Sandoz hitches its wagon to biosimilars, predicting $3B in sales from pipeline products over next 5 years

Novartis’ generics and biosimilars unit Sandoz—soon to be spun off as a standalone company—has seen a decline in revenue every year since 2016.

But the slide could end soon as the company projects sales of its pipeline products to add $3 billion to the top line over the next five years, thanks largely to its emphasis on biosimilars.

Novartis presented its projection on Thursday, the first of two Capital Markets Days for investors in New York City.

Sandoz said that the sales decline will end this year, predicting mid-single digit net sales growth, which will continue through 2028. The company also said cash flow will double over the period from its $800 million figure last year.

The key to growth will be investing in high-value biosimilars as the company now has 24 such products in its pipeline, which is “industry-leading,” said Sandoz CEO Richard Saynor during Thursday’s investor presentation.

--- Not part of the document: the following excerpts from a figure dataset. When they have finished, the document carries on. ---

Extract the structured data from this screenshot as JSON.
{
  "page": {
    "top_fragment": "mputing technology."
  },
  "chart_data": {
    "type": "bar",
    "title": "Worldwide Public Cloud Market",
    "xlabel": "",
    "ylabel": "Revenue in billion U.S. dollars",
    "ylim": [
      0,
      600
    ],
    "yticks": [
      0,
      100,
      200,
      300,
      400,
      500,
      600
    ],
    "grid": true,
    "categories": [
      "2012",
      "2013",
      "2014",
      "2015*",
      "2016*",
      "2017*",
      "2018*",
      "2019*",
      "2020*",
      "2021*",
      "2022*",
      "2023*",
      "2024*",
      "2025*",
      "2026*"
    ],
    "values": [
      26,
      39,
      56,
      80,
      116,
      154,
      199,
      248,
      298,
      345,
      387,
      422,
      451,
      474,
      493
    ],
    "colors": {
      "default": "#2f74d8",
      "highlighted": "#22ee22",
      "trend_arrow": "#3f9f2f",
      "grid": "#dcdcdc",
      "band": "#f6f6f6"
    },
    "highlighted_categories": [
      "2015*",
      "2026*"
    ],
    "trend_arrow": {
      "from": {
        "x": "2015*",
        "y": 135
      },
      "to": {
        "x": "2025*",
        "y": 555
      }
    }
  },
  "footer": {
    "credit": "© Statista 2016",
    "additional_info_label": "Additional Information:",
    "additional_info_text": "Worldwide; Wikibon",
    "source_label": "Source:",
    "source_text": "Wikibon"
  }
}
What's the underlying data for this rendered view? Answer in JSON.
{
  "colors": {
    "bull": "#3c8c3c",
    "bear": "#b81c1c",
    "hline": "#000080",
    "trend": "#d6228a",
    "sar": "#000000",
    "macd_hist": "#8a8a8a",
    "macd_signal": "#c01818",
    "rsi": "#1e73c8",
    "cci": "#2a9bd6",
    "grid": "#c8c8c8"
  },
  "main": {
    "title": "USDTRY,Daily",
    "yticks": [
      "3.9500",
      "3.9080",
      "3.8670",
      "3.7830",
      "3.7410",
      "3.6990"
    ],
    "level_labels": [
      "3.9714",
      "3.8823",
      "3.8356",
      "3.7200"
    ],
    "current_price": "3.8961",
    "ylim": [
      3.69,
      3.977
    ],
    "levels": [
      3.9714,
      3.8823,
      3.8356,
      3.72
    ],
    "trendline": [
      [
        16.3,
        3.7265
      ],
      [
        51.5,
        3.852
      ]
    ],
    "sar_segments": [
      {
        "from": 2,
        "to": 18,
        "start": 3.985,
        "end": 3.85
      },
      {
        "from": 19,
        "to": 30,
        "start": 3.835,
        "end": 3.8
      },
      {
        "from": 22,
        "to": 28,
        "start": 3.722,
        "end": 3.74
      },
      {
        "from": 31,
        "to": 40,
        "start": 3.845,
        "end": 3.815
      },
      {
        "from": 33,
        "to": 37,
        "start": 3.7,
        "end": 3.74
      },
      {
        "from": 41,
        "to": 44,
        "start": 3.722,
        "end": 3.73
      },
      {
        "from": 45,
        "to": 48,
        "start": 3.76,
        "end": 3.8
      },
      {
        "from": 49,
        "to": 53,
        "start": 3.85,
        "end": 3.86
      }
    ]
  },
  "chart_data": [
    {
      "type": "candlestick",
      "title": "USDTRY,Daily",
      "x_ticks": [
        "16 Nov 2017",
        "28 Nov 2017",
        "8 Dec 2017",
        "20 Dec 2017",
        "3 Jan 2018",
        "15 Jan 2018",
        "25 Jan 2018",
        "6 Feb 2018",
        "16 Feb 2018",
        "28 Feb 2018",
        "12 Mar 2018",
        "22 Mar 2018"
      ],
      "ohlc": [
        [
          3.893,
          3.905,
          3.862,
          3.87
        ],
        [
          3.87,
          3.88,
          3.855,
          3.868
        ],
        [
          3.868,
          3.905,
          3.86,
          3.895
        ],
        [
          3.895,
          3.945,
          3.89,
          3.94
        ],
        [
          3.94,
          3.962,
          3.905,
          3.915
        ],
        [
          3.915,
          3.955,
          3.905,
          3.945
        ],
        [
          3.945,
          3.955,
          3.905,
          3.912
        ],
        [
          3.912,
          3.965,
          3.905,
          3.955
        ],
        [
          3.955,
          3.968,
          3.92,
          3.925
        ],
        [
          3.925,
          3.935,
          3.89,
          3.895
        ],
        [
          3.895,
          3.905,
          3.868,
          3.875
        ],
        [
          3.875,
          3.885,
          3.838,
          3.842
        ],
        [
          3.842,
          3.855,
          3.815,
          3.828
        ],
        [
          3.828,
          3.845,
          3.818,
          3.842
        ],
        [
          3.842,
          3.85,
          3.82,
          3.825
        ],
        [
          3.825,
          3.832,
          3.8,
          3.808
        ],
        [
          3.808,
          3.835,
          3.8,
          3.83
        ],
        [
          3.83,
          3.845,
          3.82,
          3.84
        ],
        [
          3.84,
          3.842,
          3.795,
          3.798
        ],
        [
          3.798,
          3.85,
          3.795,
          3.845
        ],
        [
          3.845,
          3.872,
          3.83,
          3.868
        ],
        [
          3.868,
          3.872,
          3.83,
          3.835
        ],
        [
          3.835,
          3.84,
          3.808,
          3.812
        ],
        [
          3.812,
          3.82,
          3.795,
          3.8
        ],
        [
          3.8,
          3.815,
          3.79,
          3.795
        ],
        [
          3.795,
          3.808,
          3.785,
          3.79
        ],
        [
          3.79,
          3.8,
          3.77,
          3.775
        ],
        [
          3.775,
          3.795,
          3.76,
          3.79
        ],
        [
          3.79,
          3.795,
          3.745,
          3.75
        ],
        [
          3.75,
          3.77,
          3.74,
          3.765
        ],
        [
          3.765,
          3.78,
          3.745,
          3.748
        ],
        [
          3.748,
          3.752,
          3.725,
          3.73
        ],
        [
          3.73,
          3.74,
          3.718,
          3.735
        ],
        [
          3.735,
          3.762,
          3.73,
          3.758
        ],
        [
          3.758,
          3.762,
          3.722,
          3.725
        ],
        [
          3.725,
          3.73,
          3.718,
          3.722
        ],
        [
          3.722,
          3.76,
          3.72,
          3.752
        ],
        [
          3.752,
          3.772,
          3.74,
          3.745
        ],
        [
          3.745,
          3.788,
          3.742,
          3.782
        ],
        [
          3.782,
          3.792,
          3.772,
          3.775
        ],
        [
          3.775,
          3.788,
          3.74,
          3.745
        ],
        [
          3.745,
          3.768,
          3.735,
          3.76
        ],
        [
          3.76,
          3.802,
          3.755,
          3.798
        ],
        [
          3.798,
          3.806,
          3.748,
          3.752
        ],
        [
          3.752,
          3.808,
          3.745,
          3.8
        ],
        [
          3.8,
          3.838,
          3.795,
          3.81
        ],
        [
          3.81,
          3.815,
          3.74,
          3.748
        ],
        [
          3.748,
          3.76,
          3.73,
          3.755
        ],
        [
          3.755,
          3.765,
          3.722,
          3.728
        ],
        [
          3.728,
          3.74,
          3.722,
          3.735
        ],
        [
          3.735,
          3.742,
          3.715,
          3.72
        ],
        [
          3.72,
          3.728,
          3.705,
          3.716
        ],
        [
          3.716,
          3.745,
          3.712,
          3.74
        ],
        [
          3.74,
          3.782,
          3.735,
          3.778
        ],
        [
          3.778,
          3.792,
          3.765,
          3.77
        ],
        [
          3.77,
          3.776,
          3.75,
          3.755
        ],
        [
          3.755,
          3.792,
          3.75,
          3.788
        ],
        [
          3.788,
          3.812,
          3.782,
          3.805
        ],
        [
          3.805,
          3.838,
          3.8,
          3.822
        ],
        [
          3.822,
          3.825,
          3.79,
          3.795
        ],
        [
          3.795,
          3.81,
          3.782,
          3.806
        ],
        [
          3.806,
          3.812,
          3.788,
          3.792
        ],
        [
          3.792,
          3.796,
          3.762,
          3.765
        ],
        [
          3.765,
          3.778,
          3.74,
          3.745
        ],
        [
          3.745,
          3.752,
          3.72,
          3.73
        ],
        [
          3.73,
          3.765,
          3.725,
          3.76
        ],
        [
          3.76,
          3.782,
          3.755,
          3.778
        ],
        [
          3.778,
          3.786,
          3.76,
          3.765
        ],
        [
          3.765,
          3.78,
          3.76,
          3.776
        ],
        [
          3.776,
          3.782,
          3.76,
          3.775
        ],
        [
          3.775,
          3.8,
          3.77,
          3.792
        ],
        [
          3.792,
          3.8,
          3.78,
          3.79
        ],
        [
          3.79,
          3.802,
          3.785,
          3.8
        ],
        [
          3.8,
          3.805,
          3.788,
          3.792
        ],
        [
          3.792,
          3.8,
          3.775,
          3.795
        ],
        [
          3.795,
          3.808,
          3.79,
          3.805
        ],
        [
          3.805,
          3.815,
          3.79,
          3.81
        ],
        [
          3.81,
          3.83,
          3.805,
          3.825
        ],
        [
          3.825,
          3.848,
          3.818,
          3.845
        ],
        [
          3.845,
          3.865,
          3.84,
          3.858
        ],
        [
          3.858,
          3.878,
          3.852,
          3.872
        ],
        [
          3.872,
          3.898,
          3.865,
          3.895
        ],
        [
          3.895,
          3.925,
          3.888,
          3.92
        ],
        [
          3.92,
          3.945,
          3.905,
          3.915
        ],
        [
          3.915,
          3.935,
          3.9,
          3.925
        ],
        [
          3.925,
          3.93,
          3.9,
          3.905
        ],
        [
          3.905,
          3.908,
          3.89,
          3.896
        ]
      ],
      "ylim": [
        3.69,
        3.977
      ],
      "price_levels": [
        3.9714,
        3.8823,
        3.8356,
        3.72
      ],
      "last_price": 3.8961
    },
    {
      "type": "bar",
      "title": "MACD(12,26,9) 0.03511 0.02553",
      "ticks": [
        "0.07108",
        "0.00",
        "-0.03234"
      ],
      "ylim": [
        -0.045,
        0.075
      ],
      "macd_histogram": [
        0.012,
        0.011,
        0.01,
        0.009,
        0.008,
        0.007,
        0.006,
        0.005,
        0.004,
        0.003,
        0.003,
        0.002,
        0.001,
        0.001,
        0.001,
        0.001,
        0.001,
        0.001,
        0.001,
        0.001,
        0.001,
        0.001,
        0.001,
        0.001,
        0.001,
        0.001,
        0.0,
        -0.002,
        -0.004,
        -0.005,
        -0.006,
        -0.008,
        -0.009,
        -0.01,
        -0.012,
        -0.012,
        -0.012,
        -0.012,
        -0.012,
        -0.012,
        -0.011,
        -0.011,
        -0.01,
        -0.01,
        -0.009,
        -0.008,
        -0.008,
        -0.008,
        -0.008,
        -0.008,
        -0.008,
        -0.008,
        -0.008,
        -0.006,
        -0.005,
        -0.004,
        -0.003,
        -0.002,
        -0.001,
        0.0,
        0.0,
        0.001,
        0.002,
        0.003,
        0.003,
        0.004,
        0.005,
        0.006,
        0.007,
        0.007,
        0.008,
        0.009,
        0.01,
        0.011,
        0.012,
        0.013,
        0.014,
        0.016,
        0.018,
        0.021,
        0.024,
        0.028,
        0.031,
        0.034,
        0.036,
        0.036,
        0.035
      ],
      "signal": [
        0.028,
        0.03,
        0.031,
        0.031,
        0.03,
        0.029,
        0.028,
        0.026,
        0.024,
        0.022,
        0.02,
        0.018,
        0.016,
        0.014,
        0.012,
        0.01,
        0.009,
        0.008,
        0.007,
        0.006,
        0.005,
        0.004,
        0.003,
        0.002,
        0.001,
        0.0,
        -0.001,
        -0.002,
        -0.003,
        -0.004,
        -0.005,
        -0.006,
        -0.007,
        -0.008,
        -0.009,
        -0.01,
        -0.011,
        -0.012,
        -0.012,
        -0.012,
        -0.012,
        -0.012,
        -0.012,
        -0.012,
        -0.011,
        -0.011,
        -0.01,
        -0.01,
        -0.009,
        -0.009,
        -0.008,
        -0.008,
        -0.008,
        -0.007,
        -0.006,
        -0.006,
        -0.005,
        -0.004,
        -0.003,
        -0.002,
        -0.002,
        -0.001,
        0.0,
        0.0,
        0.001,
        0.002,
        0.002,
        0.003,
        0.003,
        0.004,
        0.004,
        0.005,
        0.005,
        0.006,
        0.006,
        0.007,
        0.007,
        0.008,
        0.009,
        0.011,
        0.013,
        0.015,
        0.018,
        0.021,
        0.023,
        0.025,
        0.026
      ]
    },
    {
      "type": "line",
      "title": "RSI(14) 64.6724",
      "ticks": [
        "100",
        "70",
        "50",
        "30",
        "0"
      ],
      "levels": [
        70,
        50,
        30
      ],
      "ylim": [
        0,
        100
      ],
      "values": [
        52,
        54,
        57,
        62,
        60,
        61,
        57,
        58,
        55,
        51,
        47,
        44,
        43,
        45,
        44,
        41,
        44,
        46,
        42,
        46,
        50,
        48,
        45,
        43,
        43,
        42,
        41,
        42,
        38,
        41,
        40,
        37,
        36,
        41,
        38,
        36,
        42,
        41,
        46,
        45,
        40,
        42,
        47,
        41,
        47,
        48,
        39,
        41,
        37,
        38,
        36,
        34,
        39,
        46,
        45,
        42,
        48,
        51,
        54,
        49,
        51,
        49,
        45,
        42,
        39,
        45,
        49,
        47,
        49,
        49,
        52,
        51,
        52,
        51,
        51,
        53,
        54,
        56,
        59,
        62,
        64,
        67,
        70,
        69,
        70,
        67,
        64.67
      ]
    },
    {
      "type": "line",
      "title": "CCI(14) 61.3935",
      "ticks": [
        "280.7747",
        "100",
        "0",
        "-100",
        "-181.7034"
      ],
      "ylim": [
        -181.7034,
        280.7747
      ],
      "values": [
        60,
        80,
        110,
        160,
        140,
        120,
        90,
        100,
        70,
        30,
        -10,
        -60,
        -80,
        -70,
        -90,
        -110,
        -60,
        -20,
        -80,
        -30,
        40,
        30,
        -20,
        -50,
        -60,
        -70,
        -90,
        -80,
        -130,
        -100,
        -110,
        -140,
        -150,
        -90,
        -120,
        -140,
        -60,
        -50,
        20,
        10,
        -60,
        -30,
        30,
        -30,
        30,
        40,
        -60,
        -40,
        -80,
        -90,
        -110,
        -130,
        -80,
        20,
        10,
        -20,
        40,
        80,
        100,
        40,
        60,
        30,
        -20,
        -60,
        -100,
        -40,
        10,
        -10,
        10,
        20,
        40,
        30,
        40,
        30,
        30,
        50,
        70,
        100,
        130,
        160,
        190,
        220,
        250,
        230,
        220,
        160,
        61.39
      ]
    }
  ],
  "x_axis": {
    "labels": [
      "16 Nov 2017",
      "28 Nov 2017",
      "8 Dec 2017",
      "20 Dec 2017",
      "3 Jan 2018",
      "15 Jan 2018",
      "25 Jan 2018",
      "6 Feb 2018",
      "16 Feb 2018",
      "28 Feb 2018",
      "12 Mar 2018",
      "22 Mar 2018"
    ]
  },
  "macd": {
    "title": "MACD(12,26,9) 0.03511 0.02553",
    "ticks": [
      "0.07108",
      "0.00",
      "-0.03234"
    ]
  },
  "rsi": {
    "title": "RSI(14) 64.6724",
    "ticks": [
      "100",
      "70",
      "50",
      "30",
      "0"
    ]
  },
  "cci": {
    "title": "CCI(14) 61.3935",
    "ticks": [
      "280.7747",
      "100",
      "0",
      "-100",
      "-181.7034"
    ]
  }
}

“In the last four years, we’ve nearly tripled the number of biosimilars in partnership and development,” Saynor said. “More than 50% of the launch contribution going forward will come from biosimilars, driving the mix and driving the growth.”

The Swiss company is prepared to launch four biosimilars in the U.S., including a copycat of AbbVie’s mega-blockbuster Humira on July 1. Others in the works include knockoffs of Biogen’s Tysabri and Regeneron and Bayer’s Eylea.

Sandoz projects the market for biosimilars and generics to double over the next nine years, owing to the aging of the population and significant products—such as Humira and Merck’s Keytruda—losing exclusivity over the period.

“I see strong growth drivers in terms of accessing that opportunity,” Saynor said. “And the biosimilar element will be the fastest growing with relatively lower levels of competitive intensity.”

Sandoz strength in both generics—where it has more than 400 products—and biosimilars puts it in an advantageous position compared to others in the industry, Saynor added.

“We have the cash generation and the scale that the small molecules bring, with the long-term cash and margin-expansion opportunities that biologics have,” Saynor said. “There are strong synergies by having the two in terms of development and also in terms of our commercial capabilities.”